Time to restore public trust in the profession
Accountancy faces a crisis. It may be one of perception but it is a crisis nonetheless.
Accountancy faces a crisis. It may be one of perception but it is a crisis nonetheless.
Much of the regulatory and business community believes the Big Five’s integrity can be compromised when providing audit services to clients.
It is a familiar and largely unsubstantiated argument. But the scale of the problems hurting the profession’s reputation, in the wake of Andersen’s admission of errors in its audit of Enron, is unprecedented and demands decisive action.
By and large auditors do a good job and there is no evidence of an auditor ignoring wrongdoing and putting a firm’s interests before shareholders’.
Accountants are seen as dogged and upstanding but financially self-interested.

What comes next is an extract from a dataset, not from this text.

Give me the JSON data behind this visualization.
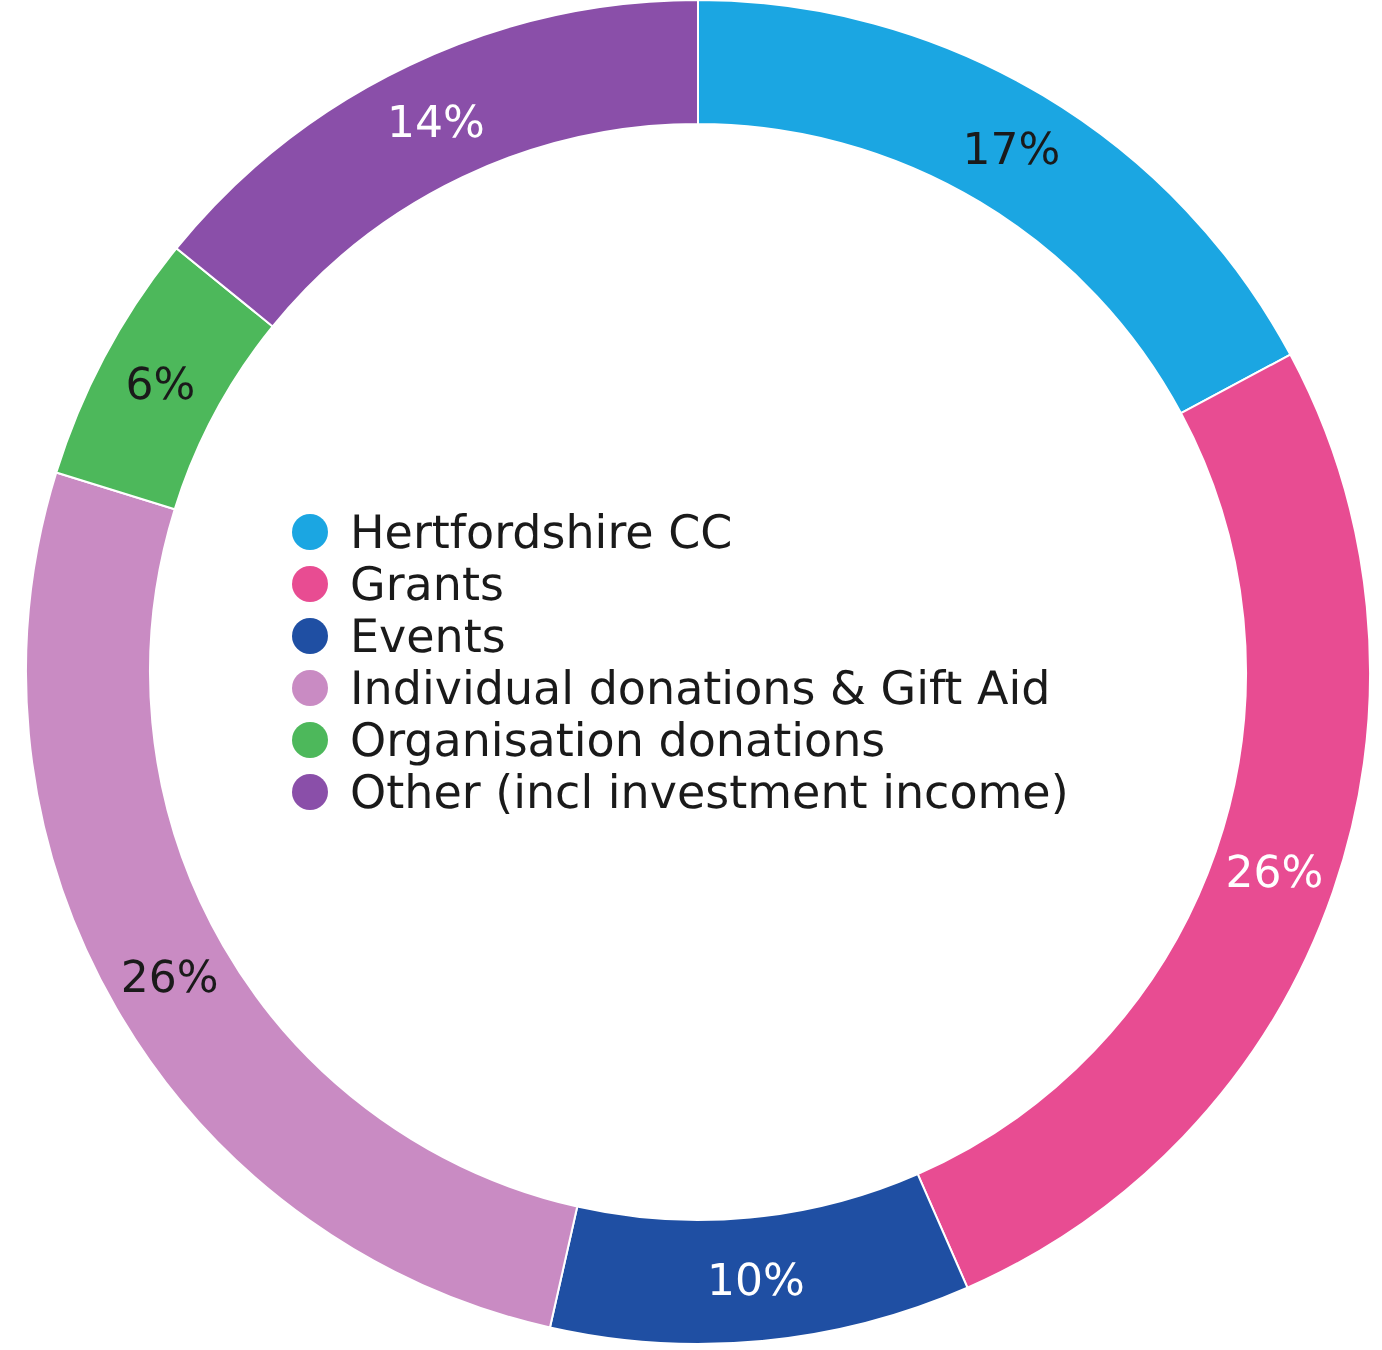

The latter lies at the root of the current problem. The profession argues its interests are the same as the market’s: remuneration depends on the quality of work and ensures integrity.
But outsiders see it as a handicap: auditors could face pressure to ignore ‘difficulties’ rather than risk a multimillion-pound client relationship.

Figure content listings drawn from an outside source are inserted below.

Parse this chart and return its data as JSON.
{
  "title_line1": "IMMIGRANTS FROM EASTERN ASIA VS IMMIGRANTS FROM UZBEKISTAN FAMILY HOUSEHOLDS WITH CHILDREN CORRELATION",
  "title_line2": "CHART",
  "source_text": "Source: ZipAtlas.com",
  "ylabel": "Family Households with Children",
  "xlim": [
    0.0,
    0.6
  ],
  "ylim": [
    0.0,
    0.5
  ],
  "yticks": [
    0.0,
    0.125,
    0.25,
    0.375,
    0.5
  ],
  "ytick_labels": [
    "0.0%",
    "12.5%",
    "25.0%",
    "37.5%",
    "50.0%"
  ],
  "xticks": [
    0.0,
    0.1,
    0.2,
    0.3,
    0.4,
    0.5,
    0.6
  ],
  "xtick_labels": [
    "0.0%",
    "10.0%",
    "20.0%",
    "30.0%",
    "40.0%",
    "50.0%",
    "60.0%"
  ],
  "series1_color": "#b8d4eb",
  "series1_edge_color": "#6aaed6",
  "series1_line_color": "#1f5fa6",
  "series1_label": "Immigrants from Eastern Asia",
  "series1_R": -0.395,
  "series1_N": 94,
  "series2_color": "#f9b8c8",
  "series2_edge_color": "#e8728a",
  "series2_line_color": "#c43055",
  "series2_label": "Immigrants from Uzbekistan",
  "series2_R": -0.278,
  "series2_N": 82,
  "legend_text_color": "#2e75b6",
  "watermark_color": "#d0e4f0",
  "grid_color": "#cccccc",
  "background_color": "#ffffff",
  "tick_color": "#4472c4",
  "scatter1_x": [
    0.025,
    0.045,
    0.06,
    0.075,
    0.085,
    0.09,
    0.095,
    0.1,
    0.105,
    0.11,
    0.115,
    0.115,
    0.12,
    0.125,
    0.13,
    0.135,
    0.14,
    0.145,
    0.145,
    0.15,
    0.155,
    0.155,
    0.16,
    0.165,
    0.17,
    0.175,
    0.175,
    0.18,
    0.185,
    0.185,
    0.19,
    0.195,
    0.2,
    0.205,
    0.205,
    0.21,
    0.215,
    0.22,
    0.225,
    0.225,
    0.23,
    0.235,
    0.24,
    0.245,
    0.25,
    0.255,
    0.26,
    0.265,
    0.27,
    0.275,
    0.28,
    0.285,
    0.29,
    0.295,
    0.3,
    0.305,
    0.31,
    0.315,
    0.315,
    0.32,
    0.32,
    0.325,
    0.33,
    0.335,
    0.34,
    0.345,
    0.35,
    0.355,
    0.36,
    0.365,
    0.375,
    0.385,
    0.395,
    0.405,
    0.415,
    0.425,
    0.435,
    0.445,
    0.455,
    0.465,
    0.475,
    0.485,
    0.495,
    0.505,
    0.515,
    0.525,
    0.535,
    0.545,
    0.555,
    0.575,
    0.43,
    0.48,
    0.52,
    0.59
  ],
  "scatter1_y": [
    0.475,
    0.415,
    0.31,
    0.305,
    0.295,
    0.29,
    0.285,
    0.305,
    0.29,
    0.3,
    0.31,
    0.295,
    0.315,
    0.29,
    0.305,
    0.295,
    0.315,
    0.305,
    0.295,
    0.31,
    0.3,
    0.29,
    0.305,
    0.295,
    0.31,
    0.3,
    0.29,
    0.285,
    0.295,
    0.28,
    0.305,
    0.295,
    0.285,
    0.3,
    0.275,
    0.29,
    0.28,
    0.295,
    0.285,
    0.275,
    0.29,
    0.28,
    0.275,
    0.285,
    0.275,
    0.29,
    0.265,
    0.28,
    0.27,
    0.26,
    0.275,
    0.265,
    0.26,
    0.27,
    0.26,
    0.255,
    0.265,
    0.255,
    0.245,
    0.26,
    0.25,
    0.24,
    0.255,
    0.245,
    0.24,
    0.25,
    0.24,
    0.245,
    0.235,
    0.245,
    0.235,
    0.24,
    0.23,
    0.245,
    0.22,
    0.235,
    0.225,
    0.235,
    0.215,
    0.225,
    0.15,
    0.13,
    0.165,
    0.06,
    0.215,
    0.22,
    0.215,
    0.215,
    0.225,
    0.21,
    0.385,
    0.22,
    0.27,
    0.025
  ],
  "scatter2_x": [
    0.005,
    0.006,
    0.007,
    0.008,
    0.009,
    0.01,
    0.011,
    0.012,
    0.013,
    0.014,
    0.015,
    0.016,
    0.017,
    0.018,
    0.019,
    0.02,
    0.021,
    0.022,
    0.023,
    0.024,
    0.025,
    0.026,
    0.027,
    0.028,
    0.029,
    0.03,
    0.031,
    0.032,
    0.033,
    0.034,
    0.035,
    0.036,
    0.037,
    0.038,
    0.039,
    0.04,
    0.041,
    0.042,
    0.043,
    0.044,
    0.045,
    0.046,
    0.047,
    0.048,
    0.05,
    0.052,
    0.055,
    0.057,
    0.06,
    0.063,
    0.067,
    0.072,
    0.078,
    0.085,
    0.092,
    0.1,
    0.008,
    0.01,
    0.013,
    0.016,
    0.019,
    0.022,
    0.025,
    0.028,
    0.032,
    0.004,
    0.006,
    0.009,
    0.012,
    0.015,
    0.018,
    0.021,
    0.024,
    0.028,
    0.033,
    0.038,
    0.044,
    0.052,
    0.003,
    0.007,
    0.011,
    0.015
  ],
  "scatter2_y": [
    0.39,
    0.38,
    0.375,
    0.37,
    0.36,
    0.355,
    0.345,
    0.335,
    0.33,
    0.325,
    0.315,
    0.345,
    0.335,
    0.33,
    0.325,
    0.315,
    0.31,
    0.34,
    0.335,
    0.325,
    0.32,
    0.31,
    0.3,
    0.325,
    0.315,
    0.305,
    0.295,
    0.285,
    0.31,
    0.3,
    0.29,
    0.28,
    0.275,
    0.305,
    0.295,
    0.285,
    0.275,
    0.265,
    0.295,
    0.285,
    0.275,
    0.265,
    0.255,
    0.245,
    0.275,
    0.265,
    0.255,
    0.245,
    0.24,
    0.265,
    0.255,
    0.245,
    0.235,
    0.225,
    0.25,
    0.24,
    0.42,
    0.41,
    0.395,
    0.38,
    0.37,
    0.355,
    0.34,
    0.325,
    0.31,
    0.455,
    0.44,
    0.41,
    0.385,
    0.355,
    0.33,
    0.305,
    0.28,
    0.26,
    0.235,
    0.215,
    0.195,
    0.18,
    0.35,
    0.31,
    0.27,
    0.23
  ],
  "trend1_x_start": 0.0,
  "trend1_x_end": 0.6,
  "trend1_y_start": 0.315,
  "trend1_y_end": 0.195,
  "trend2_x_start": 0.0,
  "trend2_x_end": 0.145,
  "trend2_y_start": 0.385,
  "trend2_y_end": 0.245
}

The profession must fight back. Publicly. In response to the audit scandals of a decade ago, accountants improved checks and balances – but largely behind closed doors. And in response to last year’s SEC drive to persuade firms to sell off consulting arms, firms failed to trumpet the moves as driven by transparency.
The profession must act swiftly and boldly. Greater transparency – at least publishing annual reports – is a must. But no cows should be sacred.
Publicly calling for deeper disclosure in auditor reports should be supported and even – gulp – compulsory rotation of auditors considered.
Andersen CEO Joe Berardino has pledged to restore the public’s trust in his firm. But every audit firm should play its part.